Gibt es da nicht eine grundsätzlich negative Haltung gegenüber Brüssel?

Wir werden uns nicht dafür entschuldigen, wenn wir schwierige Fragen an Brüssel richten, wenn wir den Sinn gewisser Regeln verstehen wollen und verlangen, dass man die Konsequenzen durchdenkt. Es gibt eine wachsende öffentliche Enttäuschung über die mangelnde Transparenz und die Entrücktheit, mit der in Brüssel Entscheidungen getroffen werden. Wir haben das Problem, wie wir Beziehungen unter immer unterschiedlicheren EU-Staaten organisieren, wo eben nicht jeder denselben Weg gehen will, sich nicht jedes Mitgliedsland in jedem Gebiet der Politik genauso stark integrieren will.

Wie sehen die britischen Ansätze für eine EU-Reform aus?

Wenn wir einer Viertelmillion junger Menschen in Europa wieder Arbeit geben müssen, müssen wir die Regulierungen in der EU vereinfachen, die Kosten, die diese Regeln verursachen, senken.
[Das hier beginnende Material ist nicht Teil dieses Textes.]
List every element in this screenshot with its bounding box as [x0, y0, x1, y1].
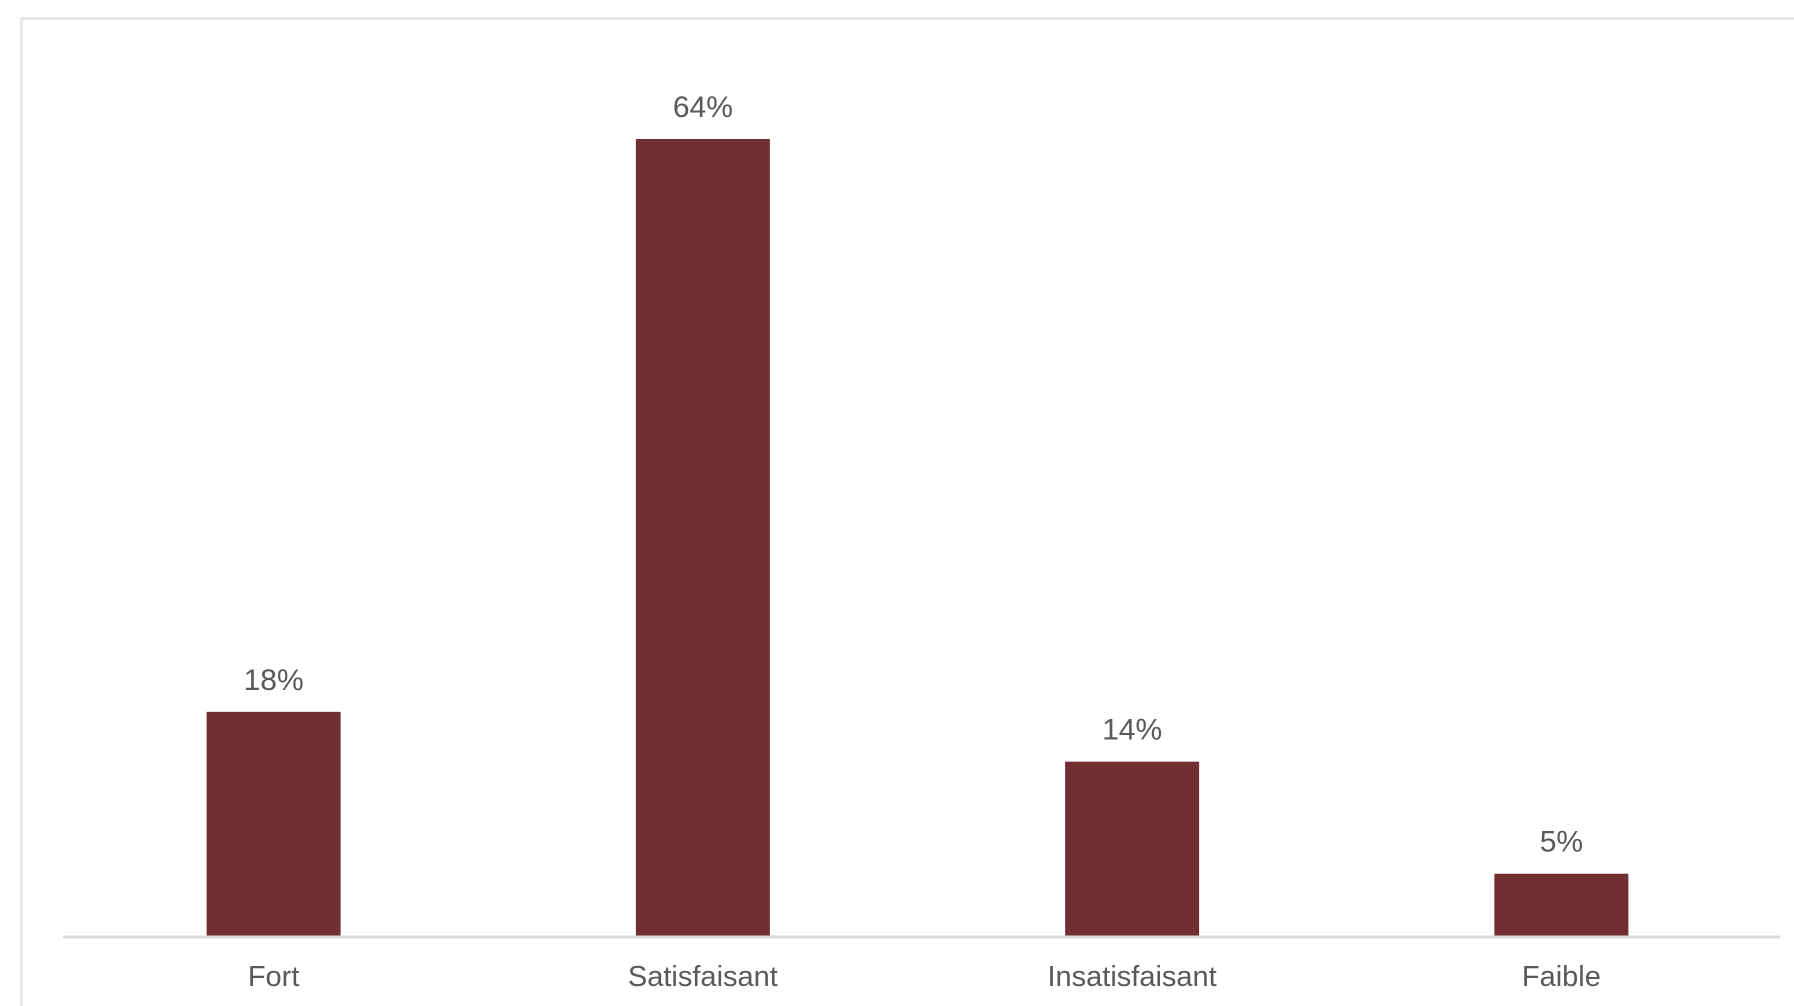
category-label-fort: Fort: [248, 961, 300, 993]
value-label-satisfaisant: 64%: [673, 91, 733, 124]
value-label-faible: 5%: [1540, 826, 1583, 859]
value-label-fort: 18%: [244, 664, 304, 697]
bar-faible: [1494, 873, 1629, 936]
bar-satisfaisant: [635, 139, 770, 936]
value-labels: 18% 64% 14% 5%: [244, 91, 1583, 859]
category-label-faible: Faible: [1522, 961, 1601, 993]
category-labels: Fort Satisfaisant Insatisfaisant Faible: [248, 961, 1601, 993]
category-label-satisfaisant: Satisfaisant: [628, 961, 778, 993]
bars: [206, 139, 1629, 936]
category-label-insatisfaisant: Insatisfaisant: [1047, 961, 1216, 993]
chart-area: [20, 17, 1794, 1006]
bar-fort: [206, 711, 341, 936]
bar-insatisfaisant: [1065, 761, 1200, 936]
value-label-insatisfaisant: 14%: [1102, 714, 1162, 747]
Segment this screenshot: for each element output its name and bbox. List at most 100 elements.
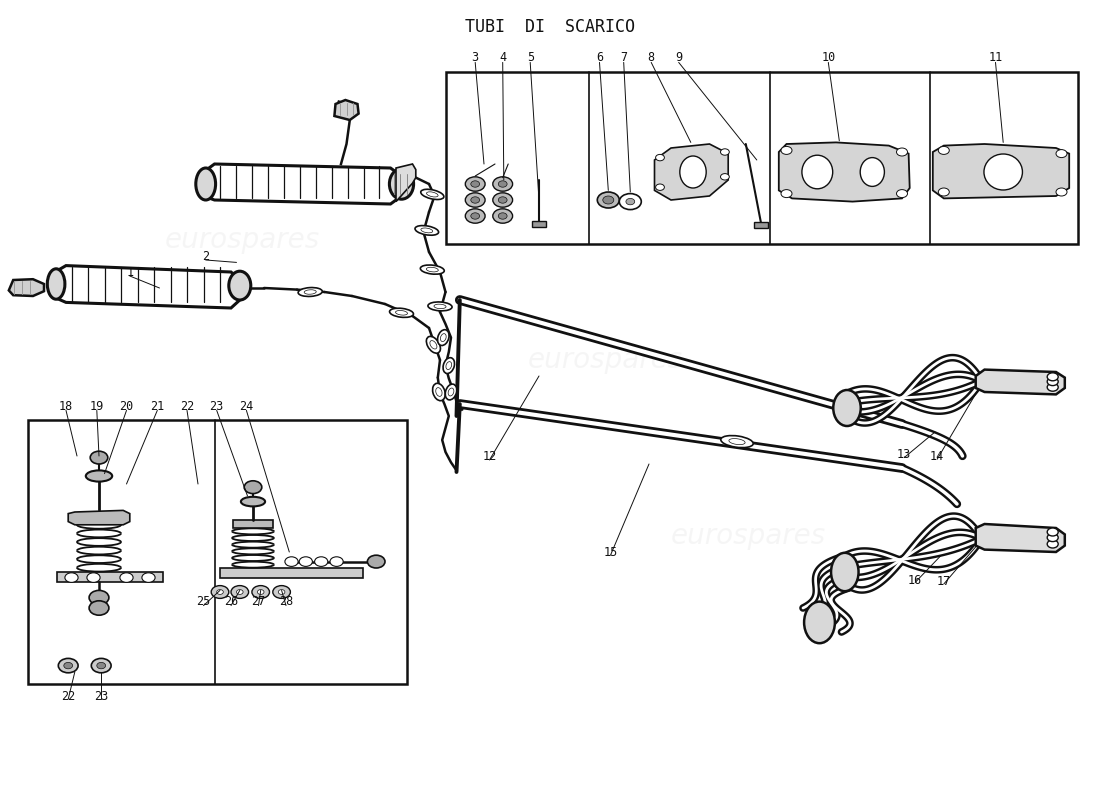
Text: eurospares: eurospares — [164, 226, 320, 254]
Circle shape — [89, 590, 109, 605]
Ellipse shape — [440, 334, 447, 342]
Ellipse shape — [428, 302, 452, 311]
Circle shape — [89, 601, 109, 615]
Circle shape — [1047, 378, 1058, 386]
Circle shape — [781, 146, 792, 154]
Ellipse shape — [196, 168, 216, 200]
Circle shape — [498, 197, 507, 203]
Ellipse shape — [420, 190, 444, 199]
Polygon shape — [9, 279, 44, 296]
Polygon shape — [57, 572, 163, 582]
Text: 4: 4 — [499, 51, 506, 64]
Circle shape — [493, 209, 513, 223]
Circle shape — [626, 198, 635, 205]
Circle shape — [64, 662, 73, 669]
Text: 6: 6 — [596, 51, 603, 64]
Circle shape — [656, 184, 664, 190]
Circle shape — [471, 197, 480, 203]
Text: eurospares: eurospares — [527, 346, 683, 374]
Text: 27: 27 — [252, 595, 265, 608]
Text: 20: 20 — [120, 400, 133, 413]
Polygon shape — [204, 164, 402, 204]
Circle shape — [619, 194, 641, 210]
Circle shape — [896, 148, 907, 156]
Ellipse shape — [415, 226, 439, 235]
Text: 26: 26 — [224, 595, 238, 608]
Text: 11: 11 — [989, 51, 1002, 64]
Text: 3: 3 — [472, 51, 478, 64]
Ellipse shape — [729, 438, 745, 445]
Text: eurospares: eurospares — [723, 204, 861, 228]
Bar — [754, 222, 768, 228]
Circle shape — [87, 573, 100, 582]
Polygon shape — [779, 142, 910, 202]
Text: 17: 17 — [937, 575, 950, 588]
Circle shape — [493, 177, 513, 191]
Text: 18: 18 — [59, 400, 73, 413]
Ellipse shape — [802, 155, 833, 189]
Circle shape — [720, 174, 729, 180]
Ellipse shape — [438, 330, 449, 346]
Text: 21: 21 — [151, 400, 164, 413]
Circle shape — [252, 586, 270, 598]
Ellipse shape — [436, 388, 442, 396]
Circle shape — [465, 209, 485, 223]
Circle shape — [465, 193, 485, 207]
Text: 23: 23 — [95, 690, 108, 702]
Text: 14: 14 — [931, 450, 944, 462]
Text: 5: 5 — [527, 51, 534, 64]
Circle shape — [1056, 150, 1067, 158]
Circle shape — [273, 586, 290, 598]
Text: 28: 28 — [279, 595, 293, 608]
Circle shape — [938, 188, 949, 196]
Ellipse shape — [427, 267, 438, 272]
Circle shape — [236, 590, 243, 594]
Circle shape — [315, 557, 328, 566]
Text: 2: 2 — [202, 250, 209, 262]
Text: 1: 1 — [126, 266, 133, 278]
Ellipse shape — [86, 470, 112, 482]
Circle shape — [330, 557, 343, 566]
Circle shape — [1047, 528, 1058, 536]
Text: 23: 23 — [210, 400, 223, 413]
Ellipse shape — [446, 384, 456, 400]
Circle shape — [1047, 383, 1058, 391]
Circle shape — [656, 154, 664, 161]
Bar — [28, 420, 407, 684]
Circle shape — [142, 573, 155, 582]
Bar — [446, 72, 1078, 244]
Circle shape — [299, 557, 312, 566]
Circle shape — [938, 146, 949, 154]
Circle shape — [498, 181, 507, 187]
Circle shape — [1047, 540, 1058, 548]
Ellipse shape — [427, 192, 438, 197]
Circle shape — [278, 590, 285, 594]
Text: 15: 15 — [604, 546, 617, 558]
Ellipse shape — [434, 304, 446, 309]
Ellipse shape — [984, 154, 1023, 190]
Ellipse shape — [680, 156, 706, 188]
Circle shape — [597, 192, 619, 208]
Circle shape — [781, 190, 792, 198]
Ellipse shape — [421, 228, 432, 233]
Circle shape — [720, 149, 729, 155]
Ellipse shape — [229, 271, 251, 300]
Ellipse shape — [241, 497, 265, 506]
Ellipse shape — [305, 290, 316, 294]
Circle shape — [120, 573, 133, 582]
Circle shape — [471, 213, 480, 219]
Text: TUBI  DI  SCARICO: TUBI DI SCARICO — [465, 18, 635, 35]
Circle shape — [90, 451, 108, 464]
Ellipse shape — [396, 310, 407, 315]
Circle shape — [1047, 534, 1058, 542]
Text: 25: 25 — [197, 595, 210, 608]
Circle shape — [465, 177, 485, 191]
Circle shape — [896, 190, 907, 198]
Circle shape — [211, 586, 229, 598]
Text: 12: 12 — [483, 450, 496, 462]
Polygon shape — [220, 568, 363, 578]
Bar — [532, 221, 546, 227]
Circle shape — [1056, 188, 1067, 196]
Polygon shape — [396, 164, 416, 202]
Text: 24: 24 — [240, 400, 253, 413]
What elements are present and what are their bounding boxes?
Wir müssen einfach wettbewerbsfähiger werden. Die nationalen Parlamente müssen wieder mehr das Sagen haben. Es ist jedem Mitgliedsland überlassen, wie er sein Sozialsystem gestaltet.

Verleihen Sie mit Ihrer Kritik nicht antieuropäischen Parteien wie der britischen UKIP zusätzlich Auftrieb?

Europa ist nicht der Hauptgrund, warum Menschen die UKIP unterstützen, es geht vielmehr um Protest gegen etablierte politische Parteien. Sich für eine EU-Reform zu engagieren, wie David Cameron das tut, ist der Versuch, einen Weg in die Zukunft zu zeigen. Diese Reformen sollen die Unterstützung der Menschen für die EU wieder steigern. Derzeit nimmt sie europaweit ab. Es kann doch nicht die Antwort der europäischen Politiker sein, den Kopf in den Sand zu stecken und zu hoffen, dass das Problem verschwindet. Wenn man es ignoriert, wächst es nur weiter.

Was also wären die vordringlichsten Maßnahmen?

Wir brauchen eine Liberalisierung der Dienstleistungen, eine Senkung der Energiekosten. Die USA setzen jetzt auf Schiefergas und senken ihre Energiekosten und holen so Betriebe zurück aus Asien. Europa könnte dasselbe tun. Wir müssen es den einzelnen EU-Ländern freistellen, ob sie auf Schiefergas setzen oder nicht. Es sollte ambitionierte Regeln für den Ausstoß von Treibhausgasen geben, aber jedes Land soll seinen eigenen Weg finden, diese zu erreichen.

Verschärfte Gesetze

David Lidington (57) von den britischen Konservativen ist Europaminister im Kabinett David Camerons. Die Regierung hat in jüngster Zeit angesichts der wachsenden Popularität der Europa-kritischen UKIP und unter dem Druck extrem- konservativer Torys die Einwanderungsgesetze verschärft. Ziel: Einwanderer, die keinen Job haben, sollen aus dem Land gedrängt werden. Viele Verschärfungen betreffen auch EU-Bürger, vor allem aus den ärmeren osteuropäischen Staaten.